[Top][All Lists]
[Date Prev][Date Next][Thread Prev][Thread Next][Date Index][Thread Index]
Re: bug in latest awk release
From: |
Paul Eggert |
Subject: |
Re: bug in latest awk release |
Date: |
Thu, 15 Sep 2005 12:06:59 -0700 |
User-agent: |
Gnus/5.1007 (Gnus v5.10.7) Emacs/21.4 (gnu/linux) |
Stepan Kasal <address@hidden> writes:
> So in your example:
> FS="\t" {print $1}
> the "condition" is the assignment to FS. It is always true, so all
> lines are printed. But the FS is changes only when the condition is
> evaluated. This means that the first line is split according to
> the default FS.
Unfortunately that is a minor POSIX-conformance bug in gawk.
The POSIX spec for awk
<http://www.opengroup.org/onlinepubs/009695399/utilities/awk.html>
under EXTENDED DESCRIPTION states:
Before the first reference to a field in the record is evaluated,
the record shall be split into fields, according to the rules in
Regular Expressions, using the value of FS that was current at the
time the record was read.

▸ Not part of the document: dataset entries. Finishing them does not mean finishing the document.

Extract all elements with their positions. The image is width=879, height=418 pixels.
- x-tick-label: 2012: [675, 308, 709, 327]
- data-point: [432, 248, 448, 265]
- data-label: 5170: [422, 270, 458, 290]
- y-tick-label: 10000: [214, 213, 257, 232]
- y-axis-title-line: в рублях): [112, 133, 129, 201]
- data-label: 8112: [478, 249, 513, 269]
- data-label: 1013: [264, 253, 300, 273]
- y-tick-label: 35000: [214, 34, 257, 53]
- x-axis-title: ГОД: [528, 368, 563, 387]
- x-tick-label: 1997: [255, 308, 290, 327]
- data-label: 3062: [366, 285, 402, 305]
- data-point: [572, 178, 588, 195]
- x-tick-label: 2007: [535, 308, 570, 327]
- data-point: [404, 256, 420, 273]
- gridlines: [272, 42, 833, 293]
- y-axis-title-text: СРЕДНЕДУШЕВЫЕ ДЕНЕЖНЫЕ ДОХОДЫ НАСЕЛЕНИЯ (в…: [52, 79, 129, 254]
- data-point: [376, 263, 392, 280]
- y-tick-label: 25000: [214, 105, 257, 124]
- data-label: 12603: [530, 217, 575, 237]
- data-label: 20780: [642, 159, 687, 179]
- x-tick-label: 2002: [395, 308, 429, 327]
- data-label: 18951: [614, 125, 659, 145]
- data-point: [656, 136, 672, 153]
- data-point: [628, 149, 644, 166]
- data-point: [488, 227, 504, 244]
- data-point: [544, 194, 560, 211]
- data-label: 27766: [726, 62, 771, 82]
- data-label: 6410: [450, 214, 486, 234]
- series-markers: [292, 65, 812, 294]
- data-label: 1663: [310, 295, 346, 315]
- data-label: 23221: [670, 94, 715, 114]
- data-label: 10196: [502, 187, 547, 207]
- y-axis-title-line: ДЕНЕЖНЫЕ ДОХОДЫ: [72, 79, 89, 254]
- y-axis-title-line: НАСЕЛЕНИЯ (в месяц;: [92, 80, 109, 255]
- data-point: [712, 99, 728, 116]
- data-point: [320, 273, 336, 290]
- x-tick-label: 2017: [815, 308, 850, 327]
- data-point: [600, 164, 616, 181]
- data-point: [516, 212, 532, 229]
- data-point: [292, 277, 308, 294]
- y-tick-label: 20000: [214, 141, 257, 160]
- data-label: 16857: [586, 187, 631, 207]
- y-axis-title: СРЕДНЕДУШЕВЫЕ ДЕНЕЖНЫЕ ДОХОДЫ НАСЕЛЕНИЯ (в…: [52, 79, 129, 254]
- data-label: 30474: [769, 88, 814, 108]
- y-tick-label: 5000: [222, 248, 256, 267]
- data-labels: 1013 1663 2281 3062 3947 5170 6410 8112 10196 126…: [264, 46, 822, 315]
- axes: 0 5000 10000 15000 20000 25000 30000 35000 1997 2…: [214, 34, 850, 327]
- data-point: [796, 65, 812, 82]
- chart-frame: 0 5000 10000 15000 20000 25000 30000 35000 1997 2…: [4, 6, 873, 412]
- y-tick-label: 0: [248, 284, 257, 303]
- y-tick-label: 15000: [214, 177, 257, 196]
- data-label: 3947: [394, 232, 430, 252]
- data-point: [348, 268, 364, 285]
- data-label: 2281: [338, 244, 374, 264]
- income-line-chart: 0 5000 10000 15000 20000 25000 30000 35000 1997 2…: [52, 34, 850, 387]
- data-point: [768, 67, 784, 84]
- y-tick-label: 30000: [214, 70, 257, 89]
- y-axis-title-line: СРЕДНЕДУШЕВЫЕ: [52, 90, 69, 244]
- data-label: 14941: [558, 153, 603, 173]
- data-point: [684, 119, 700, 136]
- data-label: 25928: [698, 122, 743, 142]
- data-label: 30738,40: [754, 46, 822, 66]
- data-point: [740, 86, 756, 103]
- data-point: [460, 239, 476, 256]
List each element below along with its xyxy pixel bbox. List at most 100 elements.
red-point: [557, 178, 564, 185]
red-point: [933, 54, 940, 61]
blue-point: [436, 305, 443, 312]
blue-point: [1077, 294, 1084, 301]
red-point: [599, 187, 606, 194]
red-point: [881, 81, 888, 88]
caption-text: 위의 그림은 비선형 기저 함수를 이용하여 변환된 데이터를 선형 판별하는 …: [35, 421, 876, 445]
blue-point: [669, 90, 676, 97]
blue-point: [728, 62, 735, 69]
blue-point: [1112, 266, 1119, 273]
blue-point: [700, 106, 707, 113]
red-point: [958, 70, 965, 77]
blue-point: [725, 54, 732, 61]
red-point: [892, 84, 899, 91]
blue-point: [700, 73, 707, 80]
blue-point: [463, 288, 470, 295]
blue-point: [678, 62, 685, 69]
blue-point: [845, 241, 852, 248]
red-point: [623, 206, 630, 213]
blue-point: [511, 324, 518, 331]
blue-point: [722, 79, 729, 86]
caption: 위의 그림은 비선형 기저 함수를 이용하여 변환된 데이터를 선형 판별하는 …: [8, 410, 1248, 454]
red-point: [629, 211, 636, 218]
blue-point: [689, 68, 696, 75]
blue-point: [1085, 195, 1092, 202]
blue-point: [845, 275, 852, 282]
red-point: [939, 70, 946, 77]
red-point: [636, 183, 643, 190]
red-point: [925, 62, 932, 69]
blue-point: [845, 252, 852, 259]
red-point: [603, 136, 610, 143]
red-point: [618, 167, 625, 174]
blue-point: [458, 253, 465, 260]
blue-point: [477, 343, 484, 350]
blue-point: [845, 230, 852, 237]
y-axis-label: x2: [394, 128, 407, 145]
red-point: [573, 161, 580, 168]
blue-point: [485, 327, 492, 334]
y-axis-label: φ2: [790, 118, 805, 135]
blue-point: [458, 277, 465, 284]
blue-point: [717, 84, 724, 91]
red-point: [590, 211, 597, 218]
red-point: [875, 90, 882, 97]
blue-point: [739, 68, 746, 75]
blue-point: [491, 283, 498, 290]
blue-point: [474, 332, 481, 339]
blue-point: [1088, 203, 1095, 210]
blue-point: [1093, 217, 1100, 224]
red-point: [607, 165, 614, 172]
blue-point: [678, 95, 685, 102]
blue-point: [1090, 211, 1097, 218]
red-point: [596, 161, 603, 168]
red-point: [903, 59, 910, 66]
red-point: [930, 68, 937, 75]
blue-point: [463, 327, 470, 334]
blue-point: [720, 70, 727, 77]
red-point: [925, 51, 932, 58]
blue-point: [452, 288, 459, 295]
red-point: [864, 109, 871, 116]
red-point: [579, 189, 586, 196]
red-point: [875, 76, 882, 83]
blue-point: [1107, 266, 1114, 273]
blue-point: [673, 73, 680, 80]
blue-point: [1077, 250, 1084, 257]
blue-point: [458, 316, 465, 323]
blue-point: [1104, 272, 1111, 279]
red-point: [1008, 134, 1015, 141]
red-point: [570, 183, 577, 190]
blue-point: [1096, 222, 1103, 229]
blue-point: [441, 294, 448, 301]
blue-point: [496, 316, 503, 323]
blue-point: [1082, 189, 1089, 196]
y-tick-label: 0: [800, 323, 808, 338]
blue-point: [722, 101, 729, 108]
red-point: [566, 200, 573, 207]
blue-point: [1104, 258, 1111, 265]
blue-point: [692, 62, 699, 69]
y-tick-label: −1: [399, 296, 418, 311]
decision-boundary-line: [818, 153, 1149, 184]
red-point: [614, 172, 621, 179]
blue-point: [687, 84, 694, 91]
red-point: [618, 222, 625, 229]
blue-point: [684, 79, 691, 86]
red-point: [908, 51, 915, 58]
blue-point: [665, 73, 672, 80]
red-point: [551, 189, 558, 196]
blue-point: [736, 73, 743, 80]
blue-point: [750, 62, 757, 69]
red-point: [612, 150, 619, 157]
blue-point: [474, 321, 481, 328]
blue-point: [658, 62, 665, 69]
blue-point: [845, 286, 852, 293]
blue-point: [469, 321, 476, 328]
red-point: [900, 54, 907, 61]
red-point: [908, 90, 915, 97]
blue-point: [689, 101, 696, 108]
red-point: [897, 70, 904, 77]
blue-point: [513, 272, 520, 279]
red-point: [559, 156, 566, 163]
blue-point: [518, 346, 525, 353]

Each pattern in the program then shall
be evaluated in the order of occurrence,...
Therefore, if the pattern changes FS, the input record must still be
split according to the previous FS. Since Gawk doesn't do this, it
doesn't conform to POSIX here.
I doubt whether this departure from Unix practice and from POSIX was
intended, so it's just a minor gawk bug.
Incidentally, I tested this example with Solaris 10 /bin/awk, Solaris
10 /bin/nawk, Solaris 10 /usr/xpg4/bin/awk, and Gawk 3.1.5. Only
/bin/nawk conformed to POSIX. So, even though the script conforms to
POSIX, I wouldn't use constructs like that in awk scripts that are
intended to be portable.